San Joaquin River Restoration Bill Reintroduced in Congress
Historic Legislation Reintroduced in Senate and House Today Demonstrates Enthusiasm Among Members of Congress Representing the Central Valley and Northern and Southern California for the Agreement
WASHINGTON (January 4, 2007) -- Bipartisan legislation was reintroduced in both houses of Congress today authorizing the U.S. Department of the Interior to implement an historic agreement to restore water flows on the San Joaquin River below Friant Dam. The legislation, which was initially introduced on December 6, 2006, did not come to a vote in either house in the last session but was quickly reintroduced today in virtually the same language.
Identical versions of the "San Joaquin River Restoration Settlement Act" were introduced in the Senate and House by California Senators Dianne Feinstein and Barbara Boxer, and Representatives George Radanovich, Grace Napolitano, Dennis Cardoza, Jim Costa and George Miller.
The bills’ sponsorship shows overwhelming bipartisan support for undertaking one of the West’s largest river restoration efforts, according to the Natural Resources Defense Council (NRDC) and Friant Water Users Authority (FWUA). The legislation represents intent of several California Congressional representatives to see through a Settlement agreement ending an 18-year legal dispute between NRDC, FWUA and the federal government over the Bureau of Reclamation’s operation of Friant Dam near Fresno, California. The Settlement legislation also enjoys strong support from state officials and numerous water districts around the San Joaquin Valley.
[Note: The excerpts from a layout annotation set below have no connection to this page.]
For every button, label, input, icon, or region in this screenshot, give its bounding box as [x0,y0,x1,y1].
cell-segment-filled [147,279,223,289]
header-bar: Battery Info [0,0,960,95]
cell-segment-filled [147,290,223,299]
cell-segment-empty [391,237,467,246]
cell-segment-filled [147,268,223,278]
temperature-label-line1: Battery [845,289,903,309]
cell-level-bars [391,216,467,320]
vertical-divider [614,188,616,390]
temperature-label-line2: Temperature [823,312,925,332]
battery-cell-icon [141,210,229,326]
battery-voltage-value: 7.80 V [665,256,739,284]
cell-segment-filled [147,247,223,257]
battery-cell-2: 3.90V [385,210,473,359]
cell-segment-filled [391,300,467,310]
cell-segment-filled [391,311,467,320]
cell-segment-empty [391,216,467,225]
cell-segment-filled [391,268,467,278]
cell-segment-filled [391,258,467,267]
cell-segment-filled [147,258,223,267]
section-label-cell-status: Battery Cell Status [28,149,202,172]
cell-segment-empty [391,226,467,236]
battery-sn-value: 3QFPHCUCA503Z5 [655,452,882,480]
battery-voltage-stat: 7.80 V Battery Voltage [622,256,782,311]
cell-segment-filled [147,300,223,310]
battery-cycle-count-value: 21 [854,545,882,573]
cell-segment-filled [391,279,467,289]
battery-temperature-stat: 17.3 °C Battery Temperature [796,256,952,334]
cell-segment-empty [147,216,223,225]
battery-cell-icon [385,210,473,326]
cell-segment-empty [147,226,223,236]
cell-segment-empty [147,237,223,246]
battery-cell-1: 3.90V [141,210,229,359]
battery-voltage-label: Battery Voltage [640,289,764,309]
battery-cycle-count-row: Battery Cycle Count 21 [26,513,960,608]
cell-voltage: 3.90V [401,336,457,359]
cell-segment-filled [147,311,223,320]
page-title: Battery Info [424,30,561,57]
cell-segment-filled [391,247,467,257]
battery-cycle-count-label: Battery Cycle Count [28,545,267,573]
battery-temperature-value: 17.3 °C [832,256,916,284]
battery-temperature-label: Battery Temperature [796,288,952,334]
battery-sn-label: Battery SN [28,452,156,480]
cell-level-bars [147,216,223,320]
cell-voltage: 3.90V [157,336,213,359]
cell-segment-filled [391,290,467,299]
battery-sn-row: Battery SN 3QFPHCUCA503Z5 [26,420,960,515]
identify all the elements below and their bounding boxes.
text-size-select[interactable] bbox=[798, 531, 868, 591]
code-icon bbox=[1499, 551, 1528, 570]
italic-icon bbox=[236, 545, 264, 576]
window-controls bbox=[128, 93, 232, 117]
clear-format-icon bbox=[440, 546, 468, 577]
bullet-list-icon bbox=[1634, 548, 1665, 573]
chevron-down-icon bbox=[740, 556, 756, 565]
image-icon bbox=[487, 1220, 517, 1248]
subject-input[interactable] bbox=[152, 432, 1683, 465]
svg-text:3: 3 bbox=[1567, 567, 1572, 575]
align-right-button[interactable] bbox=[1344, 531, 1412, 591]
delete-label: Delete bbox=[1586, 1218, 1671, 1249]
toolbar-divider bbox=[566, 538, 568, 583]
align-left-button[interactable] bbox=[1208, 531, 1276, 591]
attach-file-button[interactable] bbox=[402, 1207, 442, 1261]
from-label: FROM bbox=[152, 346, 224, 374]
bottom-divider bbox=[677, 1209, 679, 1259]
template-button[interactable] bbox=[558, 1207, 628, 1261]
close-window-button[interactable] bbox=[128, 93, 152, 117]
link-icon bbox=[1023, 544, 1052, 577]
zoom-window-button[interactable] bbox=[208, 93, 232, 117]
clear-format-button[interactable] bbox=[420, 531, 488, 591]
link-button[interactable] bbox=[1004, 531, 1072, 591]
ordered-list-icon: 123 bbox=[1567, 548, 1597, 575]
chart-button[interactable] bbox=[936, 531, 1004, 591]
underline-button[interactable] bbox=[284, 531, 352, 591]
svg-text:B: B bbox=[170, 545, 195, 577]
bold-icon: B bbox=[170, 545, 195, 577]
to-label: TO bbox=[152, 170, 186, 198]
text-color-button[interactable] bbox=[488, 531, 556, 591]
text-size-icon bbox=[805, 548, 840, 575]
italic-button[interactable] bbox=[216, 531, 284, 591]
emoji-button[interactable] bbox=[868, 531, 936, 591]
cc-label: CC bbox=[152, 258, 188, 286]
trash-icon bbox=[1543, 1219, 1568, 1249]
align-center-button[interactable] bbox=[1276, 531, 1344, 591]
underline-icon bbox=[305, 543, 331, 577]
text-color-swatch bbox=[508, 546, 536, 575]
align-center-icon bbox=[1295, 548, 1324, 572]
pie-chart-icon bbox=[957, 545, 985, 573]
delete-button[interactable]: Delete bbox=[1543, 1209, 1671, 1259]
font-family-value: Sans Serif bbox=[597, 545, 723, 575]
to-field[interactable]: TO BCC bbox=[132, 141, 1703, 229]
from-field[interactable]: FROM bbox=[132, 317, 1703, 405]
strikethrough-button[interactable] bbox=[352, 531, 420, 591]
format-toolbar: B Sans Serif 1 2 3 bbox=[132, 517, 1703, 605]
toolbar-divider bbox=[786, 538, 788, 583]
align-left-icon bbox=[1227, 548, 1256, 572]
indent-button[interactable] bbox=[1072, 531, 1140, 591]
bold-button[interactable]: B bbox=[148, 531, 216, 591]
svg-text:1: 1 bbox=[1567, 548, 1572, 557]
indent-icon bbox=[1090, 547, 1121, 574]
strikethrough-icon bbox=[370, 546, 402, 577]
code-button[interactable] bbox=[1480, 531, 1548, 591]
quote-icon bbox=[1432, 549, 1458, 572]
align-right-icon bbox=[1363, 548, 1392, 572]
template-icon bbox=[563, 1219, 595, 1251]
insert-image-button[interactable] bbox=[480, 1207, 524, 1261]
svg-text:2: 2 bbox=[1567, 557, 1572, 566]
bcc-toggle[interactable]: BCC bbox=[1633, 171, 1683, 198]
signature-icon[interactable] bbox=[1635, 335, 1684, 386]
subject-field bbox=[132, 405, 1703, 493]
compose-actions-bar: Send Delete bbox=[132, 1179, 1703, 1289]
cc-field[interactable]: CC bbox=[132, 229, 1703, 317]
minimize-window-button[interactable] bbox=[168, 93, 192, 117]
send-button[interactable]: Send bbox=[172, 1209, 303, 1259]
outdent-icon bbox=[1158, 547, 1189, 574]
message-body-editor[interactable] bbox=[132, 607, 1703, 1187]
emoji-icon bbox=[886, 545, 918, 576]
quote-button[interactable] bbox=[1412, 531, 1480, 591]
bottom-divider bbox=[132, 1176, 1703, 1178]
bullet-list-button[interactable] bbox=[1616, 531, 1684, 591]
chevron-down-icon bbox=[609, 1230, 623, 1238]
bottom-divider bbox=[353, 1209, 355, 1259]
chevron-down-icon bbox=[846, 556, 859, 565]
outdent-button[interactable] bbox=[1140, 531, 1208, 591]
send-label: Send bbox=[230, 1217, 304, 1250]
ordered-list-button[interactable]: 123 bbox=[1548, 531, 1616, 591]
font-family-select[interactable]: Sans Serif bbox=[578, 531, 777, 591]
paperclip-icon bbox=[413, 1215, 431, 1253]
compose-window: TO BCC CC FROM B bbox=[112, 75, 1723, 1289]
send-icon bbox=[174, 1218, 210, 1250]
In addition to approving river channel and water flow improvements, the reintroduction of salmon and water management opportunities for current water users, as agreed to in the Settlement, the bill authorizes $250 million in new federal appropriations to help pay for the project. Additional funding will come from Friant water user payments and at least $100 million from the Proposition 84 water and parks bond that was approved in November by California voters.
"The effort among several members of Congress to quickly reintroduce this legislation demonstrates their commitment to making river restoration, renewed river flows and associated new water management in the Friant Division a reality," said Ronald D. Jacobsma, Friant Water Users Authority Consulting General Manager."
"It's a great testament to the importance of this project that this legislation is being reintroduced today, on the first day of the 110th Congress, with broad, bipartisan support," said Hal Candee, senior attorney and co-director of NRDC's Western Water Project. "We hope this will be followed by prompt action by the new Congress to approve this historic settlement. Today, restoring the River is one step closer to reality."
Under the proposed legislation, authorization would be given to the U.S. Bureau of Reclamation -- which administers the Central Valley Project, Friant Dam and the Friant Division (along the southern San Joaquin Valley’s East Side) -- and other federal agencies to implement the Settlement. That agreement was filed September 13, 2006, in U.S. District Court in Sacramento and was approved on October 23 by U.S. District Judge Lawrence K. Karlton. It resolved long and complex litigation brought in 1988. The settling parties included the FWUA and all of its member agencies that were parties to the litigation, the U.S. Departments of the Interior and Commerce, and the plaintiffs, an environmental and fishing coalition headed by NRDC.
The legislation reflects historic San Joaquin River restoration and water management activities detailed in the Settlement as well as third party protections. Along with approving and authorizing the Settlement, the bill includes a number of funding mechanisms. Those include a new $250 million federal appropriation and Friant Division financial support through Friant water users’ Restoration Fund payments under the 1992 Central Valley Project Improvement Act.
The bill has been expanded from earlier drafts to establish cost-sharing provisions in the wake of approvals by California voters last November of two possible state funding vehicles, Propositions 84 and 1-E. The bill also declares the federal government’s intent to work closely and cooperatively with the State of California.
Authorization is provided to the Secretary of the Interior to design and construct the extensive list of San Joaquin River improvement projects contained within the Settlement, and implement the agreement. Interior would also be authorized to reintroduce California Central Valley spring-run Chinook salmon and avoid reductions in water supply for or imposition of costs on third-party water contractors while approving Friant Dam operational changes to restore downstream flows at levels specified in the settlement.
Other sections would authorize Settlement provisions needed to implement its important water management goal. Those provisions would permit programs and activities of water recapture recirculation, reuse, exchanges or transfers to minimize impacts on Friant Division contractors and the 15,000 mostly small family farmers on approximately one million acres of the most productive farmland in the nation in addition to numerous communities served from the Friant-Kern and Madera canals.
Like the Settlement itself, the bill seeks to restore the San Joaquin River so it can again support historic salmon populations, including the southernmost Chinook salmon population in North America. Since Friant Dam became fully operational in the early 1950s, parts of the system have been dry except for flood releases or infrequent operational spills. Salmon are no longer present above the river’s confluence with the Merced River.